I think the graph is a cylinder, but I am having a lot of trouble trying to verify or describe that. I've tried writing in the components and brute forcing it, but it ends up quite hairy. I also have tried squaring both sides and using the fact that if u and v are vectors then

| u + v | ^2 = |u|^2 + |v|^2

This isn't true in general. However, it is true that $|u + v|^2 \le |u|^2 + |v|^2$.

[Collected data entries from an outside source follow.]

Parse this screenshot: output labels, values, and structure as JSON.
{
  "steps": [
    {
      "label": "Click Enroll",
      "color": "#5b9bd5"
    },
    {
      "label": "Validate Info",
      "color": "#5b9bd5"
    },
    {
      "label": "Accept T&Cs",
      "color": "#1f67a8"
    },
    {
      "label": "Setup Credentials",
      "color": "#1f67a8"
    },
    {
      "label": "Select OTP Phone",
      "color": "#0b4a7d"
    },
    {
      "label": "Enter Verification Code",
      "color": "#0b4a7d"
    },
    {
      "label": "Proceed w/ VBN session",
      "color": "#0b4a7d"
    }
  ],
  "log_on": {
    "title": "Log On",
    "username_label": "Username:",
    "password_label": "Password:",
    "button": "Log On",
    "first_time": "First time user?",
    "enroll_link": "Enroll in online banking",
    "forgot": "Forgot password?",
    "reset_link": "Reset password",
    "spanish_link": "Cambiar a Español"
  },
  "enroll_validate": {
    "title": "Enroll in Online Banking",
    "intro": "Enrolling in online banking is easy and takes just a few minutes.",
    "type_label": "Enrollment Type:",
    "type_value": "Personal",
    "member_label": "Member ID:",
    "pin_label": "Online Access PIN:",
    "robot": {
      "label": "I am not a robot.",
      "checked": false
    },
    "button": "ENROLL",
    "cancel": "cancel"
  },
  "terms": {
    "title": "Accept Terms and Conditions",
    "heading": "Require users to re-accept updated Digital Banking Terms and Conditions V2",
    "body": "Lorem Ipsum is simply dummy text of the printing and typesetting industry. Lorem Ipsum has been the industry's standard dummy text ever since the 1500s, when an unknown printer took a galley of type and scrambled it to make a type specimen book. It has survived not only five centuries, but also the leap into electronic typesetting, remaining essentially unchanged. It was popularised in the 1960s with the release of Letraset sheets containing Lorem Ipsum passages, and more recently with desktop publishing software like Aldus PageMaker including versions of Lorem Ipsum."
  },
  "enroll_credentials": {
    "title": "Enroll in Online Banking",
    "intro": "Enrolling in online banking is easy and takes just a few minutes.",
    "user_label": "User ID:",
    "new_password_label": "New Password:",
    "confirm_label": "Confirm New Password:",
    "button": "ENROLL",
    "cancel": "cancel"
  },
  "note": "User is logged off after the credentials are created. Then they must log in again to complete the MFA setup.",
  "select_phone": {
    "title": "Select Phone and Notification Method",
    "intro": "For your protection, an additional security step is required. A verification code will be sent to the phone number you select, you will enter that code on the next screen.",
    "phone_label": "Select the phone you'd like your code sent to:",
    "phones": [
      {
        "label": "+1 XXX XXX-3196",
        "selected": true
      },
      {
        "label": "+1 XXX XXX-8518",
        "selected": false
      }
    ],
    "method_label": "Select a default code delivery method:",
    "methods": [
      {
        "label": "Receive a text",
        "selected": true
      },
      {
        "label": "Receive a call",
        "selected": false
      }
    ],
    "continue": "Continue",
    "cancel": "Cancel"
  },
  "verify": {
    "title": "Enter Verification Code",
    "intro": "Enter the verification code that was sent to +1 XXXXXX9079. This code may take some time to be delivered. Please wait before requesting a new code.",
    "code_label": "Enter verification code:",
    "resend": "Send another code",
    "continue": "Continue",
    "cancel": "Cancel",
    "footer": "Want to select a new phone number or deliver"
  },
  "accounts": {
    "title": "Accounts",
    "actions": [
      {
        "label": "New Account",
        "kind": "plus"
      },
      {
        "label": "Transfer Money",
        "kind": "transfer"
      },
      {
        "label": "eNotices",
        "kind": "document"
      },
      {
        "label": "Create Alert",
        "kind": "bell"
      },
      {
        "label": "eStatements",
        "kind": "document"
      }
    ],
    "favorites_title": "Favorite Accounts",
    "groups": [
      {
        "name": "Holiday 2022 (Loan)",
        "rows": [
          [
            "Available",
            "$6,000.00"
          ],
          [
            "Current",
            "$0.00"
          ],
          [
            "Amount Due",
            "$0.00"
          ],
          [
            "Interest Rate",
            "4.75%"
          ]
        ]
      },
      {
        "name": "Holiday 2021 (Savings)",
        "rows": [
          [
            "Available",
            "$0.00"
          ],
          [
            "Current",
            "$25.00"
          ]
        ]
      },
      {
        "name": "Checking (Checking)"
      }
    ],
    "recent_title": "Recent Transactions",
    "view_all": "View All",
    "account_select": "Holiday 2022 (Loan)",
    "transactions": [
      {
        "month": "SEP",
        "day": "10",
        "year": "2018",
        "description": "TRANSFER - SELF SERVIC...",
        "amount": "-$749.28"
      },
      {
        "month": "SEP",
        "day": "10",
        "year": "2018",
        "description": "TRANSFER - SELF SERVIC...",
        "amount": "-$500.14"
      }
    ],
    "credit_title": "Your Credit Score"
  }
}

But I haven't made much progress there either. Is there some identity or simplification I am not seeing?

 

[Ray Vickson]

http://www.stewartcalculus.com/data/ESSENTIAL CALCULUS Early Transcendentals/upfiles/ess-reviewofconics.pdf

Thats about the extent of my knowledge of conics. Which is probably sufficient, but I am having a hard time making the connection.

sqrt( (x-a)^2 + (y-b)^2 ) = Q - sqrt( (x-c)^2 + (y-d)^2 )

square both sides

x^2 - 2xa + a^2 + y^2 -2yb + b^2 = Q^2 -2Q*sqrt( (x-c)^2 + (y-d)^2 ) + x^2 -2xc + c^2 + y^2 - 2yd + d^2

collect some terms and simplify

2x(c-a) + 2y(d-b) + a^2 + b^2 - c^2 - d^2 - Q^2 = -2Q*sqrt( (x-c)^2 + (y-d)^2 )

About here is where I get stuck. I know I was given information about Q, but I am not quite sure how to take advantage of that just yet.

You must have missed the part in your link that told you exactly what is the solution to your problem.

 

[WWGD]

Take one more square..

Maybe s/he can't spare a square ;).

 

[WWGD]

Will give it a go, thanks! :)

I think what Blue Leaf was trying to get at is that the set of points you describe is the one whose sum of distances to two points is fixed. This is a standard, well-known space.

 

[blue_leaf77]

I think what Blue Leaf was trying to get at is that the set of points you describe is the one whose sum of distances to two points is fixed. This is a standard, well-known space.

Yep exactly, that's why I brought up straight away the subject of conic section to narrow down the possibility to a few curves. But we have no idea though, what the problem exactly ask, whether it can be answered by explanation by words or must be provided with mathematical steps.